In January 2021, Fry underwent a microdiscectomy, making him likely to miss the first month of the season. On April 8, Fry was placed on the 60-day injured list. He was activated on June 26, and optioned to the Triple-A Charlotte Knights. Fry posted a 10.80 ERA in 6 appearances with Chicago in 2021. On November 5, Fry was outrighted off of the 40-man roster and elected free agency.

===Washington Nationals===
On March 19, 2022, Fry signed a minor league contract with the Washington Nationals. Fry made 15 appearances for the Triple-A Rochester Red Wings, working to a 3–0 record and 3.77 ERA with 20 strikeouts in 14 1/3 innings pitched. He was released by the Nationals organization on June 22.

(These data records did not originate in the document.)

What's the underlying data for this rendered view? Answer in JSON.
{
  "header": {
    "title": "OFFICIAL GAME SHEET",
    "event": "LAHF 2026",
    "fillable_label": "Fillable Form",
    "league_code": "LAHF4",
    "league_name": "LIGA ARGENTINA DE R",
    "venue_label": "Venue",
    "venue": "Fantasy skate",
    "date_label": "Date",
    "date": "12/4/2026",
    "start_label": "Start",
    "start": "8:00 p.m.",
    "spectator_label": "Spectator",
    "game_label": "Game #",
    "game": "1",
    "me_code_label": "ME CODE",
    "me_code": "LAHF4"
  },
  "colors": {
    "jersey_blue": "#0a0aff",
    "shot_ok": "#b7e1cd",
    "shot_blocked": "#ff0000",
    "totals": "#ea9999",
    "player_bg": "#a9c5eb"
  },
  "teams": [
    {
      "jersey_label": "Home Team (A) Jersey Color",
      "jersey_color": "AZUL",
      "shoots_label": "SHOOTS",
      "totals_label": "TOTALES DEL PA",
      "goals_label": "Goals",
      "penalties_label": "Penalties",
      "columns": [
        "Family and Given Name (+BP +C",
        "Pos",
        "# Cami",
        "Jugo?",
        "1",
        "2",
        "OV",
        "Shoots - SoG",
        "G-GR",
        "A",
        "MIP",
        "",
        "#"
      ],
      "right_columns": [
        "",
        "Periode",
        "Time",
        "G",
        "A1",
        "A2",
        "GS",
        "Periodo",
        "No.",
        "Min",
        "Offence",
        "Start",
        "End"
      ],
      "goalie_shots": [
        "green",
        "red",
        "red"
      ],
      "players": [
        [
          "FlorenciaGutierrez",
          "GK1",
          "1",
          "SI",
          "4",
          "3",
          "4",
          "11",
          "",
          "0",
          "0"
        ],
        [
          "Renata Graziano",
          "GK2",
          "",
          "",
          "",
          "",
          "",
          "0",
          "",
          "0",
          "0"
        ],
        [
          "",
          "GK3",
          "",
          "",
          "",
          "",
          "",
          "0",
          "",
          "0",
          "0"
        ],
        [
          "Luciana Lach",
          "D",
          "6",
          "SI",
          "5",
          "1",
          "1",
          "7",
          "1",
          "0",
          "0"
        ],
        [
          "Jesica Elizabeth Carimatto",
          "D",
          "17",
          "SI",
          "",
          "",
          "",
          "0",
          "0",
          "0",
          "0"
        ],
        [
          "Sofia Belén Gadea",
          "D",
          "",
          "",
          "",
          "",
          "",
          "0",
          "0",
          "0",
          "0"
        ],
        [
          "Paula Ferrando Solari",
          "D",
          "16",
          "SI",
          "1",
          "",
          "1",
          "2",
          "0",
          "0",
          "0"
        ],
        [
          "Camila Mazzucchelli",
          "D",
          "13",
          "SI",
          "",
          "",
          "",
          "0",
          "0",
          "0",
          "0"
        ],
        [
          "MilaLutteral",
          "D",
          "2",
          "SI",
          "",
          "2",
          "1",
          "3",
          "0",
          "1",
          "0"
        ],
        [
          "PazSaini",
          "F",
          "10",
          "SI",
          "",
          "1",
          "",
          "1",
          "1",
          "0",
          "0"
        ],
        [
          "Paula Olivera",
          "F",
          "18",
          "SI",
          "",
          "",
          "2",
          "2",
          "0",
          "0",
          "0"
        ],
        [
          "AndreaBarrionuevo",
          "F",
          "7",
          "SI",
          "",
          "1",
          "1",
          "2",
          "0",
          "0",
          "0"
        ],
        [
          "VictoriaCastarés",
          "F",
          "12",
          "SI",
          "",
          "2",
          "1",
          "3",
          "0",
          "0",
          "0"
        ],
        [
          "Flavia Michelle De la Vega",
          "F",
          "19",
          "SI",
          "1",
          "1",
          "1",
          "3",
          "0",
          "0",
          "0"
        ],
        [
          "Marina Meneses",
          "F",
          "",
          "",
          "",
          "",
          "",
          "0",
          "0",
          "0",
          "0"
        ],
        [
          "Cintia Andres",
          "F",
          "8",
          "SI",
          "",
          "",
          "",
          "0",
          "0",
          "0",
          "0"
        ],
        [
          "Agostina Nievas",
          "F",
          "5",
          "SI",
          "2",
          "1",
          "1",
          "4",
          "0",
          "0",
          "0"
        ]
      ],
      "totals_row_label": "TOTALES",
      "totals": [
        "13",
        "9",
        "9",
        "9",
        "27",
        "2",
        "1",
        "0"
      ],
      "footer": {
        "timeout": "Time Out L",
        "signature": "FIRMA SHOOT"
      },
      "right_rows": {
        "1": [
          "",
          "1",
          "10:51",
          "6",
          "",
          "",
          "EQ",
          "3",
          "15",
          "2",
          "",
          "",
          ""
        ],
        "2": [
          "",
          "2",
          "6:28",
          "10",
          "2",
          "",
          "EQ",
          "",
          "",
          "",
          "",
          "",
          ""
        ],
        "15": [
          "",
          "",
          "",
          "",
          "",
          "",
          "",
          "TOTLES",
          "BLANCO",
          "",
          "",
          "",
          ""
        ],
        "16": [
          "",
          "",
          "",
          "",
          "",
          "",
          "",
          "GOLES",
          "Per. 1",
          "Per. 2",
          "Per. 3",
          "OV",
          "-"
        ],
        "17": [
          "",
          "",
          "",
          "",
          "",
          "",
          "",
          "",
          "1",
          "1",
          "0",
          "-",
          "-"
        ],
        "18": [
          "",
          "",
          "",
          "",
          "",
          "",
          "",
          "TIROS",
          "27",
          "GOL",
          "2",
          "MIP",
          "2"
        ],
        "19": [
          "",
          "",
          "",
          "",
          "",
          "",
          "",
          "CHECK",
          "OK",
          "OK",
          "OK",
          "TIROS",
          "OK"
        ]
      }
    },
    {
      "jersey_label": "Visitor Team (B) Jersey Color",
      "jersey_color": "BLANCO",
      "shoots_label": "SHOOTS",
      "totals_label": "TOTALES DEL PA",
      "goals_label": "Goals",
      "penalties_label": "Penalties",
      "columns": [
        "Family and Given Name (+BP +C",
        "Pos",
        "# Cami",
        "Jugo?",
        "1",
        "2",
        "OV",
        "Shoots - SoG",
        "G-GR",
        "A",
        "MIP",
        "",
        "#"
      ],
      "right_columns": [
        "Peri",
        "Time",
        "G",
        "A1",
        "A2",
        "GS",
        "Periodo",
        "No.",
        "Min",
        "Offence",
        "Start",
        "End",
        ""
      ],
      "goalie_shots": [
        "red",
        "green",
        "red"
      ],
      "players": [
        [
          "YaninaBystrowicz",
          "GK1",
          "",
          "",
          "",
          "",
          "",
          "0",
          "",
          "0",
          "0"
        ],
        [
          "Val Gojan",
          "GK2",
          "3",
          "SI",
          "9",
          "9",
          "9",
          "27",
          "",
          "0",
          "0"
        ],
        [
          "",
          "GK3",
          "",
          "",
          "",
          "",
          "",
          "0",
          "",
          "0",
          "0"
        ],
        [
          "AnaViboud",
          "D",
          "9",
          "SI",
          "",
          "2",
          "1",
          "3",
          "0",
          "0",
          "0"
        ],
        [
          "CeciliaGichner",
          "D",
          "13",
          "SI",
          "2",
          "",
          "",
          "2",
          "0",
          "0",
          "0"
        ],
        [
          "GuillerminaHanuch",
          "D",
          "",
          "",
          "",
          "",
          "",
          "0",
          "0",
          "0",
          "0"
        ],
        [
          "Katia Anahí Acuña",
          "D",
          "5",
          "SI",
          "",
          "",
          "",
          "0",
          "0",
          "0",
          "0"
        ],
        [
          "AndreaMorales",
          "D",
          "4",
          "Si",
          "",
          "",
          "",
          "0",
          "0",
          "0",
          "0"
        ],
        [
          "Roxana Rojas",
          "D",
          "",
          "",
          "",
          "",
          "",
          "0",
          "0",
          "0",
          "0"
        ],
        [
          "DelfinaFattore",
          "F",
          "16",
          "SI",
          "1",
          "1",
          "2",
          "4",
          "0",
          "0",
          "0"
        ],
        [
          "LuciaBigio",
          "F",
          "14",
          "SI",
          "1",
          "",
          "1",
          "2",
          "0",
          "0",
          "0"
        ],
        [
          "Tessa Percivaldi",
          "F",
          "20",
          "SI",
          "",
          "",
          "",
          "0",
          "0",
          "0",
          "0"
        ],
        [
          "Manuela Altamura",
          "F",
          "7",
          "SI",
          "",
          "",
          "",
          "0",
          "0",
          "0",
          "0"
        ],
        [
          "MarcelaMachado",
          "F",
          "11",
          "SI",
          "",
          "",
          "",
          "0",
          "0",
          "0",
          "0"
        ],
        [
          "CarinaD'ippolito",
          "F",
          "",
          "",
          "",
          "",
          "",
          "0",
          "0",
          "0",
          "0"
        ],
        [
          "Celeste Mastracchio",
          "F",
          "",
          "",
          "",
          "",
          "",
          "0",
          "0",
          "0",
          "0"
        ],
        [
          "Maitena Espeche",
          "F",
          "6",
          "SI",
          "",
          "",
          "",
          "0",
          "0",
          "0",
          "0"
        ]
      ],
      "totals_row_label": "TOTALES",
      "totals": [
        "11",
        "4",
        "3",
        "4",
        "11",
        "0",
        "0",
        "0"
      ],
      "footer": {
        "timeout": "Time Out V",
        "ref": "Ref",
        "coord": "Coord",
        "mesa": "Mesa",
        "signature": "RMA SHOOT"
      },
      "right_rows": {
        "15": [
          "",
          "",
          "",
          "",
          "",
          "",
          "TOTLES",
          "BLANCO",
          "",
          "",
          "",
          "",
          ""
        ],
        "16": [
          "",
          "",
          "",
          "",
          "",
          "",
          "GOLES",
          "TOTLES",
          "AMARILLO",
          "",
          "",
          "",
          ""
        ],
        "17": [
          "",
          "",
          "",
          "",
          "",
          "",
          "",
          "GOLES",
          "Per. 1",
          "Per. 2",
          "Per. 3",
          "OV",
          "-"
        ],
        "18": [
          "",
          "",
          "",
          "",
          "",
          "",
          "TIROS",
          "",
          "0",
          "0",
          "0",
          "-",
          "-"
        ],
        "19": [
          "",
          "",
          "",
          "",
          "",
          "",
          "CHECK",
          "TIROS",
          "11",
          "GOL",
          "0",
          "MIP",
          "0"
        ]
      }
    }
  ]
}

===Philadelphia Phillies===
On June 29, 2022, Fry signed a minor league contract with the Philadelphia Phillies organization. Fry pitched in 18 games for the Triple-A Lehigh Valley IronPigs, but struggled to a 1–2 record and 6.75 ERA with 20 strikeouts in 16 innings of work. He elected free agency following the season on November 10.

===Detroit Tigers===
On February 15, 2023, Fry signed a minor league contract with the Detroit Tigers organization. Fry made 7 appearances for the Triple–A Toledo Mud Hens before he was placed on the injured list with left elbow inflammation on April 27. On June 8, Fry was released by the Tigers organization.